Hi Elisa — Yes, I mentioned XPath, and I am not surprised it whetted your appetite even at 01:00 in the freakin’ morning! 🙂

However, it’s not the code[0] that’s the problem, it’s the data. If you ask GitHub for all the PRs,[1] convert to XML,[2] grab all the PR numbers,[3] and ask for the reviewers for each of those,[4] and convert them to XML,[2] you now have a large pile of ugly XML data.[5] I have not figured out a consistent way to extract reviewer user names (which are encoded as <string key="login"> elements) from that pile. (Note that reviewers can appear both in the main set of PR info and the separate little array of review info.)

Just to save anyone interested the trouble, I have put the pile of data I got yesterday in [6].

P.S. Elisa: what are you teaching this semester?

Notes

[0] Which is XSLT, not Python.
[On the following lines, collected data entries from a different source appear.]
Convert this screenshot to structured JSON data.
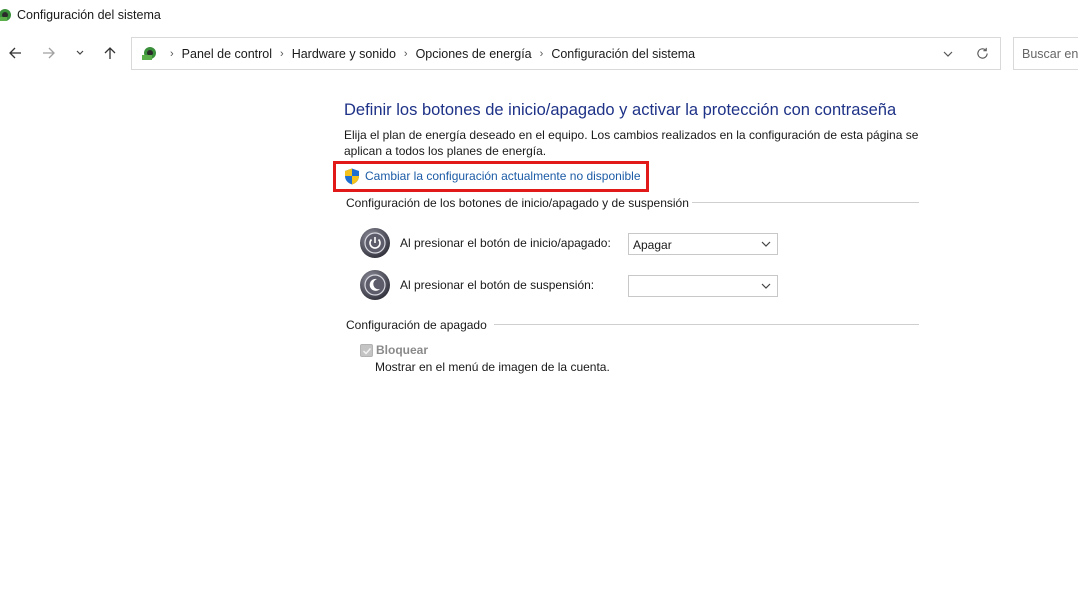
{
  "window": {
    "title": "Configuración del sistema"
  },
  "navigation": {
    "breadcrumbs": [
      "Panel de control",
      "Hardware y sonido",
      "Opciones de energía",
      "Configuración del sistema"
    ],
    "search_placeholder": "Buscar en"
  },
  "main": {
    "title": "Definir los botones de inicio/apagado y activar la protección con contraseña",
    "description": "Elija el plan de energía deseado en el equipo. Los cambios realizados en la configuración de esta página se aplican a todos los planes de energía.",
    "change_settings_link": "Cambiar la configuración actualmente no disponible",
    "power_buttons_section": {
      "header": "Configuración de los botones de inicio/apagado y de suspensión",
      "rows": [
        {
          "label": "Al presionar el botón de inicio/apagado:",
          "value": "Apagar"
        },
        {
          "label": "Al presionar el botón de suspensión:",
          "value": ""
        }
      ]
    },
    "shutdown_section": {
      "header": "Configuración de apagado",
      "options": [
        {
          "label": "Bloquear",
          "description": "Mostrar en el menú de imagen de la cuenta.",
          "checked": true,
          "disabled": true
        }
      ]
    }
  },
  "colors": {
    "title_blue": "#1e3287",
    "link_blue": "#1c5ba6",
    "highlight_red": "#e11919"
  }
}
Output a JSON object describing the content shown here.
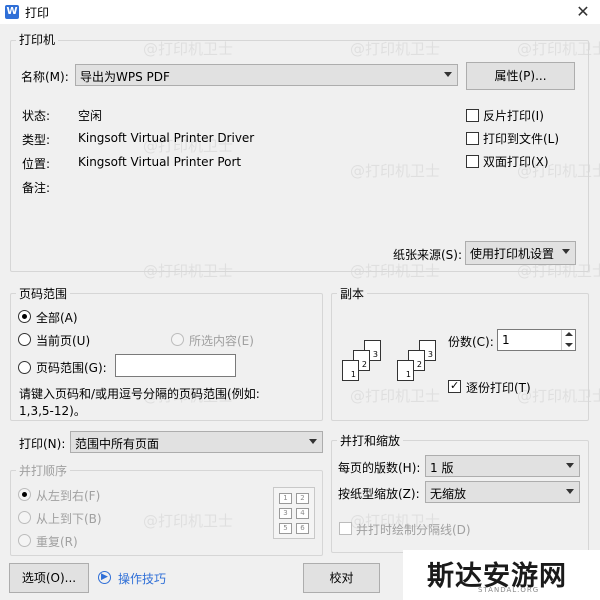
{
  "window": {
    "title": "打印",
    "app_icon": "W"
  },
  "printer": {
    "group_label": "打印机",
    "name_label": "名称(M):",
    "name_value": "导出为WPS PDF",
    "properties_button": "属性(P)...",
    "status_label": "状态:",
    "status_value": "空闲",
    "type_label": "类型:",
    "type_value": "Kingsoft Virtual Printer Driver",
    "location_label": "位置:",
    "location_value": "Kingsoft Virtual Printer Port",
    "comment_label": "备注:",
    "reverse_print": "反片打印(I)",
    "print_to_file": "打印到文件(L)",
    "duplex_print": "双面打印(X)",
    "paper_source_label": "纸张来源(S):",
    "paper_source_value": "使用打印机设置"
  },
  "page_range": {
    "group_label": "页码范围",
    "all": "全部(A)",
    "current_page": "当前页(U)",
    "selection": "所选内容(E)",
    "pages": "页码范围(G):",
    "pages_value": "",
    "hint_line1": "请键入页码和/或用逗号分隔的页码范围(例如:",
    "hint_line2": "1,3,5-12)。"
  },
  "copies": {
    "group_label": "副本",
    "count_label": "份数(C):",
    "count_value": "1",
    "collate": "逐份打印(T)",
    "sheet_numbers": [
      "1",
      "2",
      "3"
    ]
  },
  "print_what": {
    "label": "打印(N):",
    "value": "范围中所有页面"
  },
  "collate_order": {
    "group_label": "并打顺序",
    "left_to_right": "从左到右(F)",
    "top_to_bottom": "从上到下(B)",
    "repeat": "重复(R)",
    "grid_numbers": [
      "1",
      "2",
      "3",
      "4",
      "5",
      "6"
    ]
  },
  "zoom": {
    "group_label": "并打和缩放",
    "pages_per_sheet_label": "每页的版数(H):",
    "pages_per_sheet_value": "1 版",
    "scale_label": "按纸型缩放(Z):",
    "scale_value": "无缩放",
    "draw_separators": "并打时绘制分隔线(D)"
  },
  "footer": {
    "options_button": "选项(O)...",
    "tips_link": "操作技巧",
    "proof_button": "校对"
  },
  "watermark_text": "@打印机卫士",
  "brand": {
    "main": "斯达安游网",
    "sub": "STANDAL.ORG"
  }
}
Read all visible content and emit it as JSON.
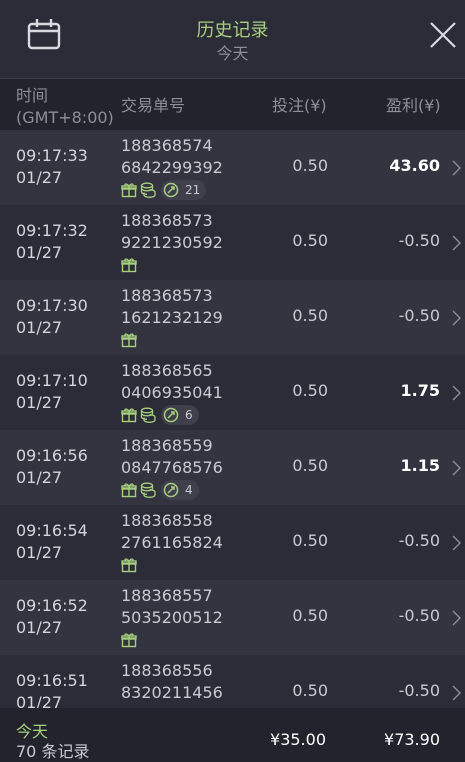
{
  "header": {
    "title": "历史记录",
    "subtitle": "今天",
    "calendar_icon": "calendar-icon",
    "close_icon": "close-icon"
  },
  "columns": {
    "time": "时间\n(GMT+8:00)",
    "order": "交易单号",
    "bet": "投注(¥)",
    "profit": "盈利(¥)"
  },
  "rows": [
    {
      "time": "09:17:33\n01/27",
      "order": "188368574\n6842299392",
      "gift": true,
      "coins": true,
      "spins": "21",
      "bet": "0.50",
      "profit": "43.60",
      "win": true
    },
    {
      "time": "09:17:32\n01/27",
      "order": "188368573\n9221230592",
      "gift": true,
      "coins": false,
      "spins": "",
      "bet": "0.50",
      "profit": "-0.50",
      "win": false
    },
    {
      "time": "09:17:30\n01/27",
      "order": "188368573\n1621232129",
      "gift": true,
      "coins": false,
      "spins": "",
      "bet": "0.50",
      "profit": "-0.50",
      "win": false
    },
    {
      "time": "09:17:10\n01/27",
      "order": "188368565\n0406935041",
      "gift": true,
      "coins": true,
      "spins": "6",
      "bet": "0.50",
      "profit": "1.75",
      "win": true
    },
    {
      "time": "09:16:56\n01/27",
      "order": "188368559\n0847768576",
      "gift": true,
      "coins": true,
      "spins": "4",
      "bet": "0.50",
      "profit": "1.15",
      "win": true
    },
    {
      "time": "09:16:54\n01/27",
      "order": "188368558\n2761165824",
      "gift": true,
      "coins": false,
      "spins": "",
      "bet": "0.50",
      "profit": "-0.50",
      "win": false
    },
    {
      "time": "09:16:52\n01/27",
      "order": "188368557\n5035200512",
      "gift": true,
      "coins": false,
      "spins": "",
      "bet": "0.50",
      "profit": "-0.50",
      "win": false
    },
    {
      "time": "09:16:51\n01/27",
      "order": "188368556\n8320211456",
      "gift": false,
      "coins": false,
      "spins": "",
      "bet": "0.50",
      "profit": "-0.50",
      "win": false
    }
  ],
  "footer": {
    "period": "今天",
    "count": "70 条记录",
    "total_bet": "¥35.00",
    "total_profit": "¥73.90"
  },
  "colors": {
    "accent_green": "#a7cf7e",
    "background": "#2b2c38",
    "row_alt": "#33343f"
  }
}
I have not written Python in over a decade. And I was bad at it.

[1] https://api.github.com/repos/TEIC/TEI/pulls plus https://api.github.com/repos/TEIC/Stylesheets/pulls

[2] Presuming here with just json-to-xml(), but actually I have taken an extra step after that to give me slightly more XML-like data. (And then another step to give me real XML data, but a) that is not part of this discussion, and b) it is not finished.)
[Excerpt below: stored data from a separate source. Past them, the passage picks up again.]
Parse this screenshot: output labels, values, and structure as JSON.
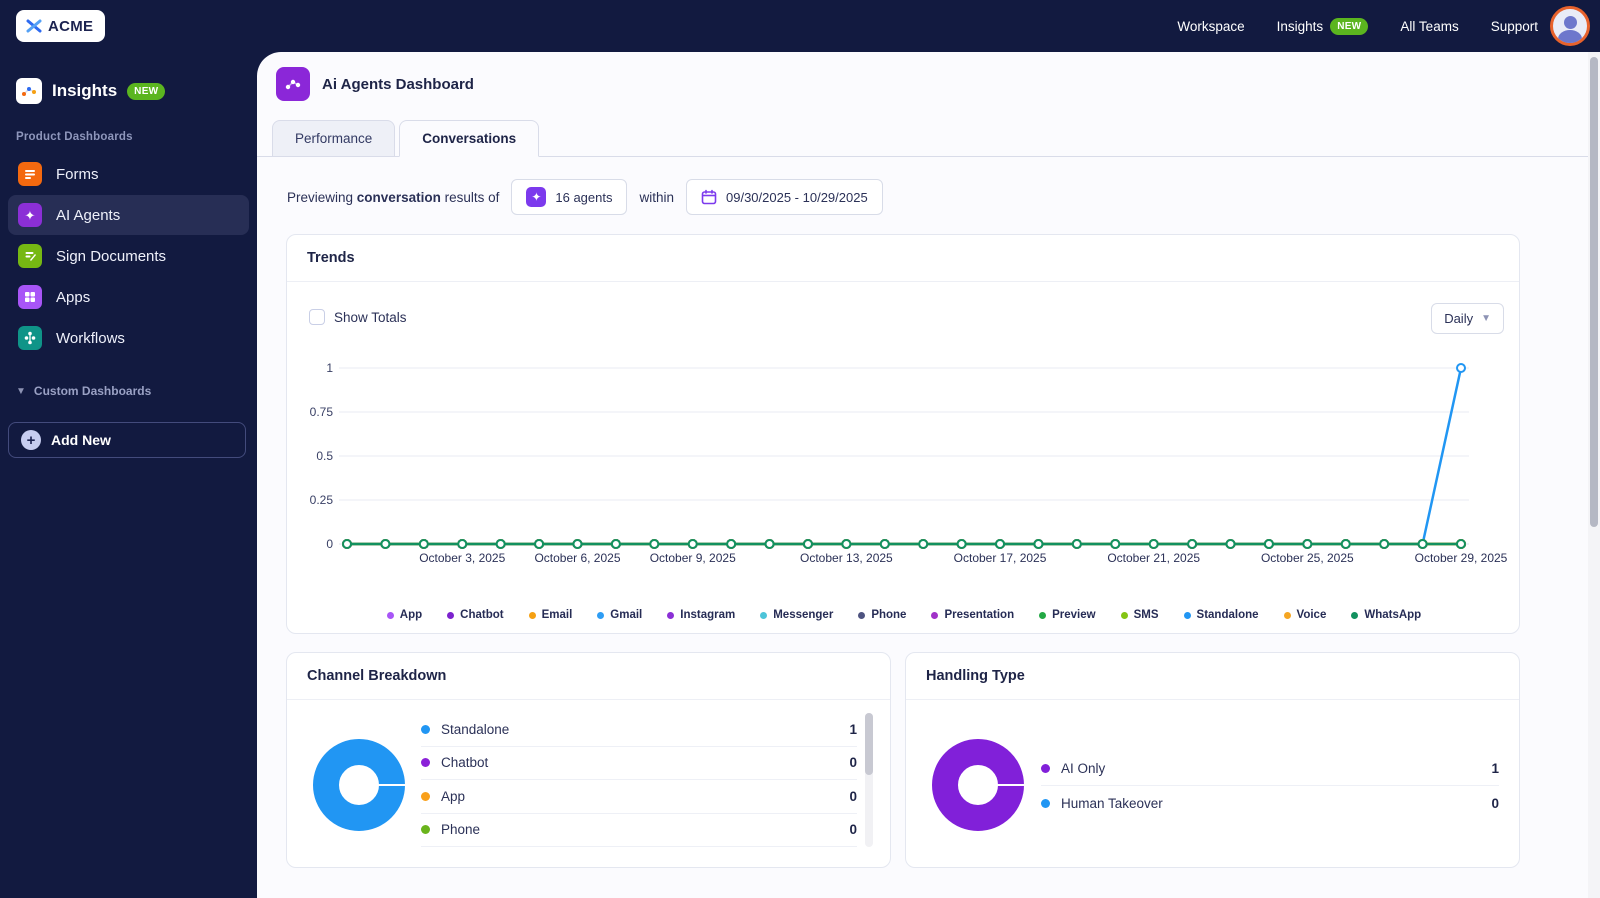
{
  "topbar": {
    "logo_text": "ACME",
    "nav": [
      {
        "label": "Workspace"
      },
      {
        "label": "Insights",
        "badge": "NEW"
      },
      {
        "label": "All Teams"
      },
      {
        "label": "Support"
      }
    ]
  },
  "sidebar": {
    "title": "Insights",
    "title_badge": "NEW",
    "section_label": "Product Dashboards",
    "items": [
      {
        "label": "Forms",
        "color": "#f4690f"
      },
      {
        "label": "AI Agents",
        "color": "#8b2fd6",
        "active": true
      },
      {
        "label": "Sign Documents",
        "color": "#76b813"
      },
      {
        "label": "Apps",
        "color": "#a855f7"
      },
      {
        "label": "Workflows",
        "color": "#0f9488"
      }
    ],
    "custom_section_label": "Custom Dashboards",
    "add_new_label": "Add New"
  },
  "header": {
    "title": "Ai Agents Dashboard"
  },
  "tabs": [
    {
      "label": "Performance",
      "active": false
    },
    {
      "label": "Conversations",
      "active": true
    }
  ],
  "filter_bar": {
    "text_before_bold": "Previewing",
    "text_bold": "conversation",
    "text_after_bold": "results of",
    "agents_button_label": "16 agents",
    "within_label": "within",
    "date_range_label": "09/30/2025 - 10/29/2025"
  },
  "trends_card": {
    "title": "Trends",
    "show_totals_label": "Show Totals",
    "granularity": "Daily"
  },
  "chart_data": {
    "type": "line",
    "title": "Trends",
    "granularity": "Daily",
    "date_range": "09/30/2025 - 10/29/2025",
    "ylim": [
      0,
      1
    ],
    "y_ticks": [
      "0",
      "0.25",
      "0.5",
      "0.75",
      "1"
    ],
    "num_points": 30,
    "x_tick_labels": [
      "October 3, 2025",
      "October 6, 2025",
      "October 9, 2025",
      "October 13, 2025",
      "October 17, 2025",
      "October 21, 2025",
      "October 25, 2025",
      "October 29, 2025"
    ],
    "x_tick_indices": [
      3,
      6,
      9,
      13,
      17,
      21,
      25,
      29
    ],
    "grid": true,
    "legend_position": "bottom",
    "series": [
      {
        "name": "App",
        "color": "#a855f7",
        "values": [
          0,
          0,
          0,
          0,
          0,
          0,
          0,
          0,
          0,
          0,
          0,
          0,
          0,
          0,
          0,
          0,
          0,
          0,
          0,
          0,
          0,
          0,
          0,
          0,
          0,
          0,
          0,
          0,
          0,
          0
        ]
      },
      {
        "name": "Chatbot",
        "color": "#7c22ce",
        "values": [
          0,
          0,
          0,
          0,
          0,
          0,
          0,
          0,
          0,
          0,
          0,
          0,
          0,
          0,
          0,
          0,
          0,
          0,
          0,
          0,
          0,
          0,
          0,
          0,
          0,
          0,
          0,
          0,
          0,
          0
        ]
      },
      {
        "name": "Email",
        "color": "#f5a012",
        "values": [
          0,
          0,
          0,
          0,
          0,
          0,
          0,
          0,
          0,
          0,
          0,
          0,
          0,
          0,
          0,
          0,
          0,
          0,
          0,
          0,
          0,
          0,
          0,
          0,
          0,
          0,
          0,
          0,
          0,
          0
        ]
      },
      {
        "name": "Gmail",
        "color": "#2e9df4",
        "values": [
          0,
          0,
          0,
          0,
          0,
          0,
          0,
          0,
          0,
          0,
          0,
          0,
          0,
          0,
          0,
          0,
          0,
          0,
          0,
          0,
          0,
          0,
          0,
          0,
          0,
          0,
          0,
          0,
          0,
          0
        ]
      },
      {
        "name": "Instagram",
        "color": "#8b2fd6",
        "values": [
          0,
          0,
          0,
          0,
          0,
          0,
          0,
          0,
          0,
          0,
          0,
          0,
          0,
          0,
          0,
          0,
          0,
          0,
          0,
          0,
          0,
          0,
          0,
          0,
          0,
          0,
          0,
          0,
          0,
          0
        ]
      },
      {
        "name": "Messenger",
        "color": "#4dc4d9",
        "values": [
          0,
          0,
          0,
          0,
          0,
          0,
          0,
          0,
          0,
          0,
          0,
          0,
          0,
          0,
          0,
          0,
          0,
          0,
          0,
          0,
          0,
          0,
          0,
          0,
          0,
          0,
          0,
          0,
          0,
          0
        ]
      },
      {
        "name": "Phone",
        "color": "#4e5380",
        "values": [
          0,
          0,
          0,
          0,
          0,
          0,
          0,
          0,
          0,
          0,
          0,
          0,
          0,
          0,
          0,
          0,
          0,
          0,
          0,
          0,
          0,
          0,
          0,
          0,
          0,
          0,
          0,
          0,
          0,
          0
        ]
      },
      {
        "name": "Presentation",
        "color": "#a032c8",
        "values": [
          0,
          0,
          0,
          0,
          0,
          0,
          0,
          0,
          0,
          0,
          0,
          0,
          0,
          0,
          0,
          0,
          0,
          0,
          0,
          0,
          0,
          0,
          0,
          0,
          0,
          0,
          0,
          0,
          0,
          0
        ]
      },
      {
        "name": "Preview",
        "color": "#22a844",
        "values": [
          0,
          0,
          0,
          0,
          0,
          0,
          0,
          0,
          0,
          0,
          0,
          0,
          0,
          0,
          0,
          0,
          0,
          0,
          0,
          0,
          0,
          0,
          0,
          0,
          0,
          0,
          0,
          0,
          0,
          0
        ]
      },
      {
        "name": "SMS",
        "color": "#84c414",
        "values": [
          0,
          0,
          0,
          0,
          0,
          0,
          0,
          0,
          0,
          0,
          0,
          0,
          0,
          0,
          0,
          0,
          0,
          0,
          0,
          0,
          0,
          0,
          0,
          0,
          0,
          0,
          0,
          0,
          0,
          0
        ]
      },
      {
        "name": "Standalone",
        "color": "#2196f3",
        "values": [
          0,
          0,
          0,
          0,
          0,
          0,
          0,
          0,
          0,
          0,
          0,
          0,
          0,
          0,
          0,
          0,
          0,
          0,
          0,
          0,
          0,
          0,
          0,
          0,
          0,
          0,
          0,
          0,
          0,
          1
        ]
      },
      {
        "name": "Voice",
        "color": "#f5a623",
        "values": [
          0,
          0,
          0,
          0,
          0,
          0,
          0,
          0,
          0,
          0,
          0,
          0,
          0,
          0,
          0,
          0,
          0,
          0,
          0,
          0,
          0,
          0,
          0,
          0,
          0,
          0,
          0,
          0,
          0,
          0
        ]
      },
      {
        "name": "WhatsApp",
        "color": "#12915f",
        "values": [
          0,
          0,
          0,
          0,
          0,
          0,
          0,
          0,
          0,
          0,
          0,
          0,
          0,
          0,
          0,
          0,
          0,
          0,
          0,
          0,
          0,
          0,
          0,
          0,
          0,
          0,
          0,
          0,
          0,
          0
        ]
      }
    ]
  },
  "channel_breakdown": {
    "title": "Channel Breakdown",
    "donut_color": "#2196f3",
    "chart_data": {
      "type": "pie",
      "categories": [
        "Standalone",
        "Chatbot",
        "App",
        "Phone"
      ],
      "values": [
        1,
        0,
        0,
        0
      ]
    },
    "rows": [
      {
        "label": "Standalone",
        "value": 1,
        "color": "#2196f3"
      },
      {
        "label": "Chatbot",
        "value": 0,
        "color": "#8b21d8"
      },
      {
        "label": "App",
        "value": 0,
        "color": "#f9a01b"
      },
      {
        "label": "Phone",
        "value": 0,
        "color": "#6ab41c"
      }
    ]
  },
  "handling_type": {
    "title": "Handling Type",
    "donut_color": "#8120d9",
    "chart_data": {
      "type": "pie",
      "categories": [
        "AI Only",
        "Human Takeover"
      ],
      "values": [
        1,
        0
      ]
    },
    "rows": [
      {
        "label": "AI Only",
        "value": 1,
        "color": "#8120d9"
      },
      {
        "label": "Human Takeover",
        "value": 0,
        "color": "#2196f3"
      }
    ]
  },
  "colors": {
    "topbar_bg": "#121a40",
    "accent_purple": "#8b27d8",
    "standalone_blue": "#2196f3",
    "trend_line_green": "#12915f",
    "badge_green": "#5bb51f",
    "avatar_ring_orange": "#e8622c"
  }
}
[3] …/fn:array/fn:map/fn:number[@key eq 'number']; and be careful, because you do NOT want the …/fn:array/fn:map/fn:map/fn:number[@key eq 'number'] values.

[4] https://api.github.com/repos/TEIC/(TEI|Stylesheets)/pulls/$N/requested_reviewers.
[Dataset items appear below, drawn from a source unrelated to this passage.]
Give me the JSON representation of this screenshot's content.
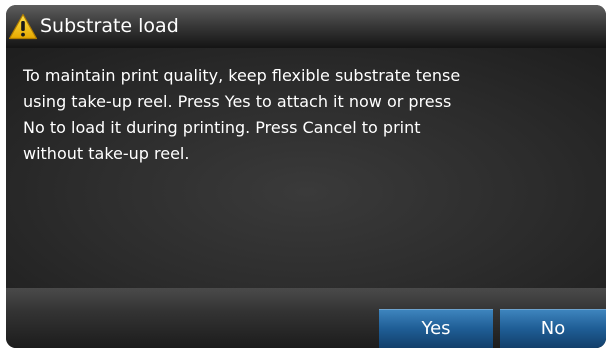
{
  "dialog": {
    "title": "Substrate load",
    "message": "To maintain print quality, keep flexible substrate tense\nusing take-up reel. Press Yes to attach it now or press\nNo to load it during printing. Press Cancel to print\nwithout take-up reel.",
    "title_icon": "warning-triangle-icon",
    "buttons": {
      "yes": "Yes",
      "no": "No"
    }
  },
  "colors": {
    "warning_icon": "#f5c400",
    "button": "#1f5e96",
    "background": "#2a2a2a",
    "text": "#ffffff"
  }
}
[5] You want to save this data on disk, rather than ask for it again every time you want to play, because GitHub limits you to 60 requests per hour unless you pay them.

[6] http://bauman.zapto.org/~syd/temp/4TEICouncil/GitHub_PR_data_2021-01-14.tgz

You mentioned XPath? I'd be curious to see the rest of the code. I've just been writing some Python myself to address the Box.com API to rescue some old project metadata from a big set of nested file directories and I'm half shocked that I got my code to work. I do wonder whether Python might be easier to address the GitHub API. Fair warning: classes start up again for me on 1/19, but I'd be happy to take a look anyway! ;-)